After doing five isolation exercises in 100-rep rotations, Lewis has pre-exhausted his triceps. So next up he thoroughly toasts his tri’s with two compound exercises: close-grip bench presses and dips. Both of these also hit the chest and front deltoids, but after his 400- or 500-rep cable barrage, his arms are going to give out long before he taxes anything else.

“With close-grip benches, I pyramid, using heavier weights and fewer reps. I go to no fewer than eight reps, and I may get forced reps on the last two. I tend to use the Smith machine. I flip an incline bench (set in the flat position) around. And I angle the seat part up, and that’s where I put my head. That way, I can more easily watch what’s happening. My grip is set by touching my thumbs. So I take a grip that is about two thumbs apart. Some people who are taller than me may have two inches between thumb-to-thumb, but anything more than that I think hits the chest more and the triceps less. And if I use the Smith machine, I come down to the lowest part of my pecs.
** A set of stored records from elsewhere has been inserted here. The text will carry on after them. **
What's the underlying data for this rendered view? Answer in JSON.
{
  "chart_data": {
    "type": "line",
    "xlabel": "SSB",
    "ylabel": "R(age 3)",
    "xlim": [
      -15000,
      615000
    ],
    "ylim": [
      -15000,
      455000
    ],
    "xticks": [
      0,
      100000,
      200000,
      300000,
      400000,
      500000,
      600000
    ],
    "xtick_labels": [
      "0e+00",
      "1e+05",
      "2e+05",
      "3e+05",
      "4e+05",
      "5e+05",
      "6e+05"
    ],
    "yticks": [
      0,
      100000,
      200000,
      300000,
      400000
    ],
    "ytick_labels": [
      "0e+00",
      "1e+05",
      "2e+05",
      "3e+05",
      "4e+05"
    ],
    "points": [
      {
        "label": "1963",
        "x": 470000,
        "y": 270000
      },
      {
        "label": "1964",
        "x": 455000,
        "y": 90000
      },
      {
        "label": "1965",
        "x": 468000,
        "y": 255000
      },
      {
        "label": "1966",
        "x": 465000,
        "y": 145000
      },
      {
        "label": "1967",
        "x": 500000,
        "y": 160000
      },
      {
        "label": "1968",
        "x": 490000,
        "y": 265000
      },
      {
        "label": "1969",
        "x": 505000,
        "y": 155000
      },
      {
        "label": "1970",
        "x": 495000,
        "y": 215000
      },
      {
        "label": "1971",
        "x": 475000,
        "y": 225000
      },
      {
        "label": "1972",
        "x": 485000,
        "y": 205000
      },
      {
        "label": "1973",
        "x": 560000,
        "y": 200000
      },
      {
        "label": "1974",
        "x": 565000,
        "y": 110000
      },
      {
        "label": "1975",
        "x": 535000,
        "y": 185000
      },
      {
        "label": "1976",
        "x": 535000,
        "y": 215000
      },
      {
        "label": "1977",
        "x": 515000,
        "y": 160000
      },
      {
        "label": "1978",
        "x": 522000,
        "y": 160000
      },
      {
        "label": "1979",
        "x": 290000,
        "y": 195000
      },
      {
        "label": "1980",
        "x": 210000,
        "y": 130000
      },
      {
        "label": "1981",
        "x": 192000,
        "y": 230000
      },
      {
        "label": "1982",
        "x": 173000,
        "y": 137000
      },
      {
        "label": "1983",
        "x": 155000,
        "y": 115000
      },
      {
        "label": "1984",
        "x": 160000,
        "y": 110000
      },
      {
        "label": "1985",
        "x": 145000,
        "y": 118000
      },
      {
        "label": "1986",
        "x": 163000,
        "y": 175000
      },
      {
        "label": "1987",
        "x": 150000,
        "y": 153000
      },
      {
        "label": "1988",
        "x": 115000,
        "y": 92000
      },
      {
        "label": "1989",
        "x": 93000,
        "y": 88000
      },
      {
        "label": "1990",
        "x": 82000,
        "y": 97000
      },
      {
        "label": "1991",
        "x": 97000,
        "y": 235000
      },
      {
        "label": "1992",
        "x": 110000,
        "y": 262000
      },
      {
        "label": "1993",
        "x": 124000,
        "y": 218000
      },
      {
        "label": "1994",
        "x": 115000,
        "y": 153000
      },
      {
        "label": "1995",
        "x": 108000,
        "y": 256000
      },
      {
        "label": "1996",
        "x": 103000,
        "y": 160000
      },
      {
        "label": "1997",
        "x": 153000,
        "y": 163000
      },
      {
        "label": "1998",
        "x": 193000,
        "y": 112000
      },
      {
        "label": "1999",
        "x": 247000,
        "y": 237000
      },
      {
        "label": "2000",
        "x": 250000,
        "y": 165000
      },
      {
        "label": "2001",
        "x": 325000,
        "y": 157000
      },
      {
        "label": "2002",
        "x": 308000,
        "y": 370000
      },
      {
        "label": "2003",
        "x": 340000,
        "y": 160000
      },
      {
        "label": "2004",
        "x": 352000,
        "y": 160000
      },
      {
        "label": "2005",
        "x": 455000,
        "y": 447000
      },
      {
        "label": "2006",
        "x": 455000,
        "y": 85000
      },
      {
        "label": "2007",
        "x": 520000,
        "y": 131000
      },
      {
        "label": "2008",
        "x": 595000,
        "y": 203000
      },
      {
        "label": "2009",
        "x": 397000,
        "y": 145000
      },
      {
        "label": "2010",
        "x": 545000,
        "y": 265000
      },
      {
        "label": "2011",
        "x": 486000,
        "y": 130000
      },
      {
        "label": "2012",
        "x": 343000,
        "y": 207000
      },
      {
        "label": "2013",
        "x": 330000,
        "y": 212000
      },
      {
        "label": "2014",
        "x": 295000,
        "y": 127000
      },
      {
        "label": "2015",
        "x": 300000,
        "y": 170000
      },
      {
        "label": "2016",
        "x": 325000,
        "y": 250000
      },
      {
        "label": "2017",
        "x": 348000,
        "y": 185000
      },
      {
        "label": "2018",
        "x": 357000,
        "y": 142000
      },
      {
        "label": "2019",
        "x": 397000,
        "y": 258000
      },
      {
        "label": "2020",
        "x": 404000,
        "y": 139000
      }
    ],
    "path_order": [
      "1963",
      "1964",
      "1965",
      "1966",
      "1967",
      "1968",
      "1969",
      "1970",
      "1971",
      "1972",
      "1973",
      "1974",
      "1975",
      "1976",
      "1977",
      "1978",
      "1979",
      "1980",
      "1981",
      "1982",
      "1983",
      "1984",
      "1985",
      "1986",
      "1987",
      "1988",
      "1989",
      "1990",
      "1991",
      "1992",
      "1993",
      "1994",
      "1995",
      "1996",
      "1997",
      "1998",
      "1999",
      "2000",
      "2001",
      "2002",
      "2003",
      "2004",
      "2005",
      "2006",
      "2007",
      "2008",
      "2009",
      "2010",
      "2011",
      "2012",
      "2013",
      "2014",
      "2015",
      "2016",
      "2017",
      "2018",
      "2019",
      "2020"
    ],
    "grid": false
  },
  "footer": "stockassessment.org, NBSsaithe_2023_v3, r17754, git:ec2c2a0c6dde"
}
I just feel that gives me the best stretch for my triceps.”

Of his other compound triceps exercise, Lewis avers: “I love dips. I do these with just my body weight. I try to get high reps, and I go to failure on every set. I try to eliminate my chest as much as I can. I use dips on chest day, but then I dramatically lean forward. For triceps, I keep my body as upright as possible. If I don’t do body-weight dips, I’ll do machine dips. Again, I keep my rep-range to 20-plus. But I tend to squeeze a lot more on these, especially on the final two or three reps of sets. I’ll hold and squeeze as hard as I can.”